A week ago, in Tirana, I’d been sitting in the smoking area of my hostel with a beer, chatting with two Scottish students on a week-long holiday to Albania. They were passing around a joint, talking about how much they enjoyed the country’s edgy, informal atmosphere. After it was smoked, we got up to go back inside, out of the light rain.
“Here,” one of them said, handing me another. “This is our last one. We won’t want it tonight, and we fly out early tomorrow. I don’t want to chance taking it on the plane. You take it.”
I thanked them, put it in the front pocket of my bag, and, since I rarely smoke, forgot all about it, until last night as I was getting my luggage ready for the trip to Greece. I stumbled across it as I was checking if my spare GoPro battery still had charge. I threw it in the bin in the hostel (a waste, yes, but there wasn’t anyone about for me to give it to, and I didn’t want to bring it across a controlled border, no matter how well hidden).
The Greek border control officer worked his way along the table, looking inside each suitcase and duffel bag, opening smaller sections and squeezing bundles of clothes to check for hidden objects. He wasn’t being particularly thorough. Just before he reached mine, an elderly Albanian man began talking to me. I couldn’t understand his words, but got the meaning: he was looking for help taking his heavy bag off the table. I lifted it, and carried it to the bus’s luggage compartment. By the time I turned around, the officer had moved on. I wasn’t sure if he’d looked in that front pocket or not.

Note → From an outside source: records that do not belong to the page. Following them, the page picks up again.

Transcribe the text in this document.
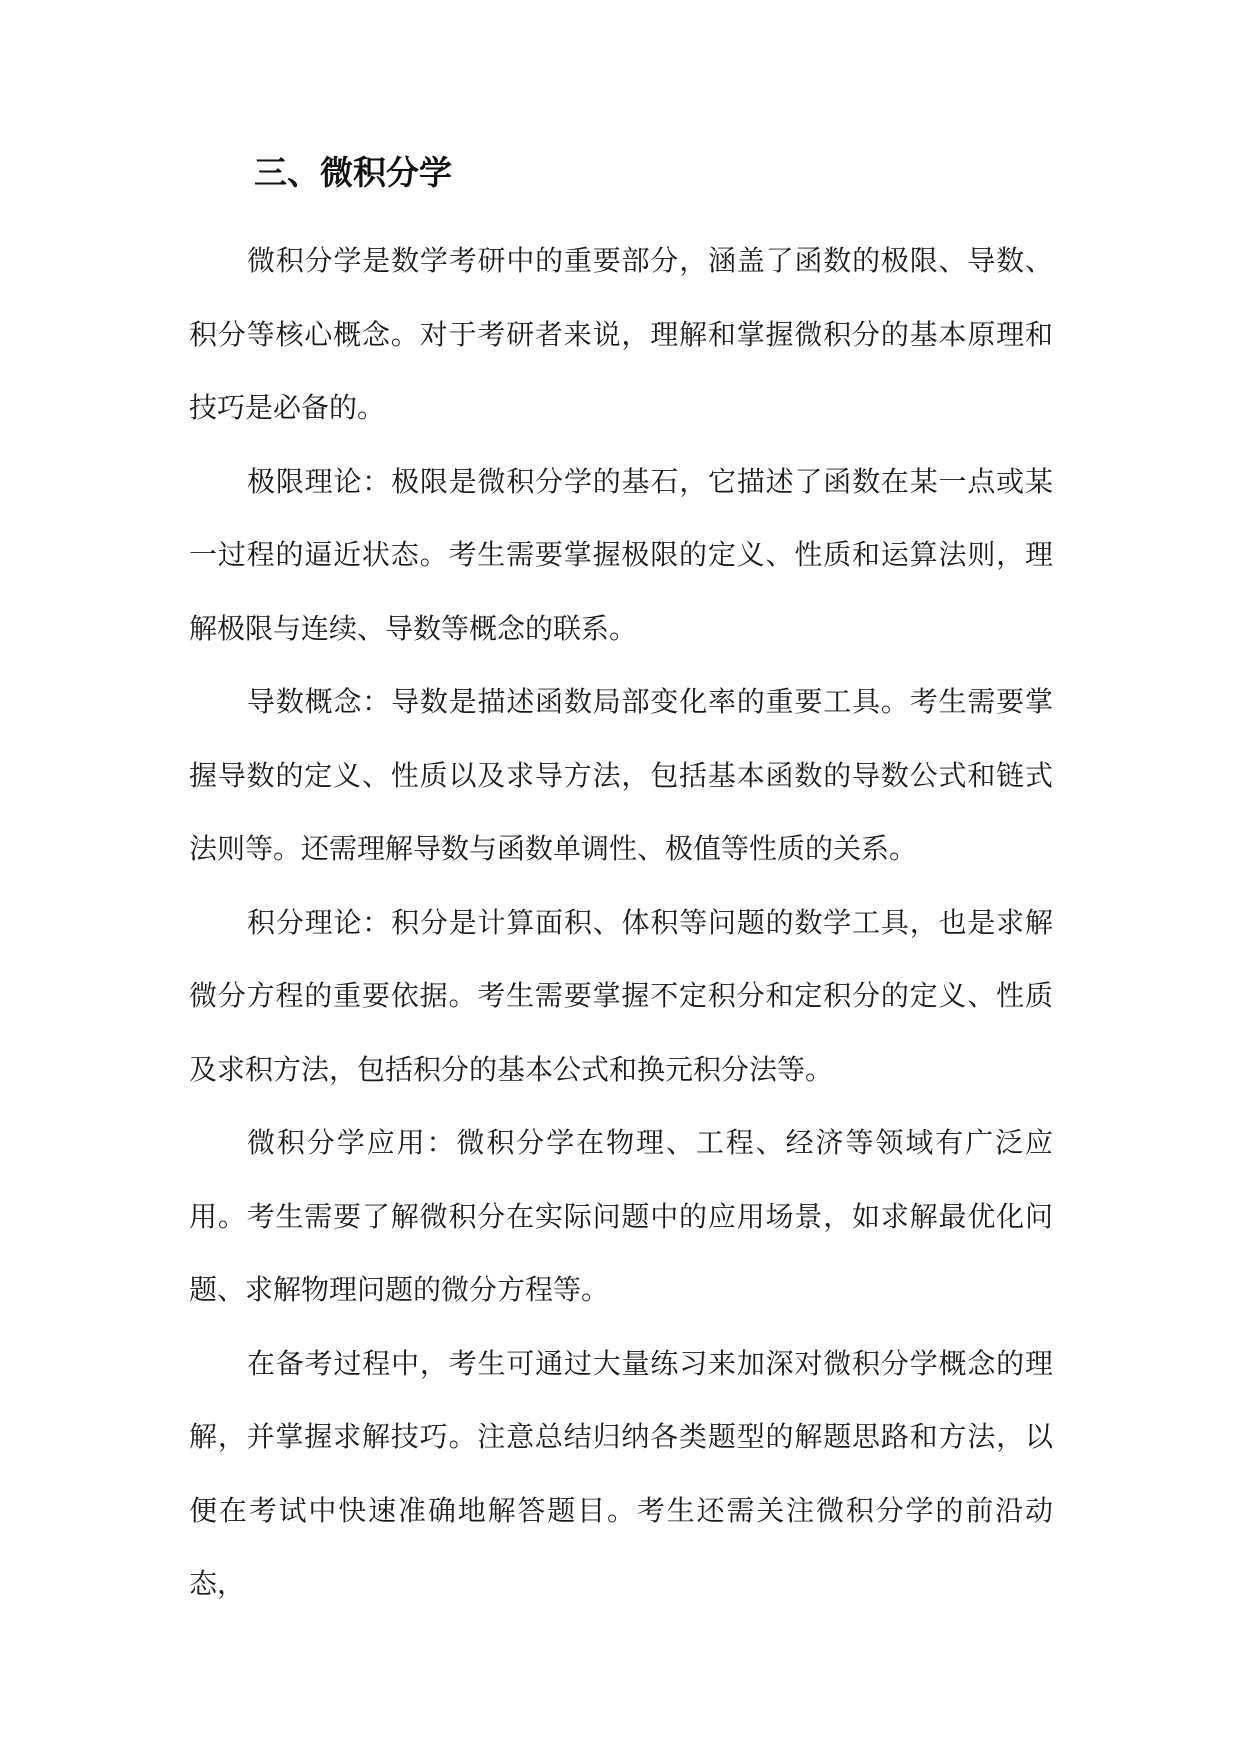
三、微积分学

微积分学是数学考研中的重要部分，涵盖了函数的极限、导数、积分等核心概念。对于考研者来说，理解和掌握微积分的基本原理和技巧是必备的。

极限理论：极限是微积分学的基石，它描述了函数在某一点或某一过程的逼近状态。考生需要掌握极限的定义、性质和运算法则，理解极限与连续、导数等概念的联系。

导数概念：导数是描述函数局部变化率的重要工具。考生需要掌握导数的定义、性质以及求导方法，包括基本函数的导数公式和链式法则等。还需理解导数与函数单调性、极值等性质的关系。

积分理论：积分是计算面积、体积等问题的数学工具，也是求解微分方程的重要依据。考生需要掌握不定积分和定积分的定义、性质及求积方法，包括积分的基本公式和换元积分法等。

微积分学应用：微积分学在物理、工程、经济等领域有广泛应用。考生需要了解微积分在实际问题中的应用场景，如求解最优化问题、求解物理问题的微分方程等。

在备考过程中，考生可通过大量练习来加深对微积分学概念的理解，并掌握求解技巧。注意总结归纳各类题型的解题思路和方法，以便在考试中快速准确地解答题目。考生还需关注微积分学的前沿动态，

The roads immediately improved as we drove into Greece. The highway became wider, smoother, and instead of driving around around steep mountain slopes, we could take tunnels through them. The villages we passed were prettier. The large, concrete apartment blocks I’d seen over the past week became fewer, and farther between.
Thanks to the gentler roads, I slept most of the way to the city of Ioanninon, and then most of the way to Thessaloniki on my next bus. By the time I arrived in the large depot on the outskirts of the city, I had spent almost all of the past twelve hours sitting. I ignored the local bus, deciding I’d prefer to walk the five kilometers into the city centre. Of course, I began to regret this decision after about two, with my heavy backpack making my shoulders ache.
Thessaloniki was busy with cars, pedestrians, and roadworks. As I neared the centre, my pace slowed to a crawl, thanks to my lack of agility in walking through crowds with my luggage. Despite how lively the streets were, my hostel, Rent Rooms, was quiet. The place could hold dozens, but was only hosting a few. I was sharing my eight-bed with two fellow guests; one of whom was asleep in bed, the other nowhere to be seen. Tired after my long day of travel, I took an early night.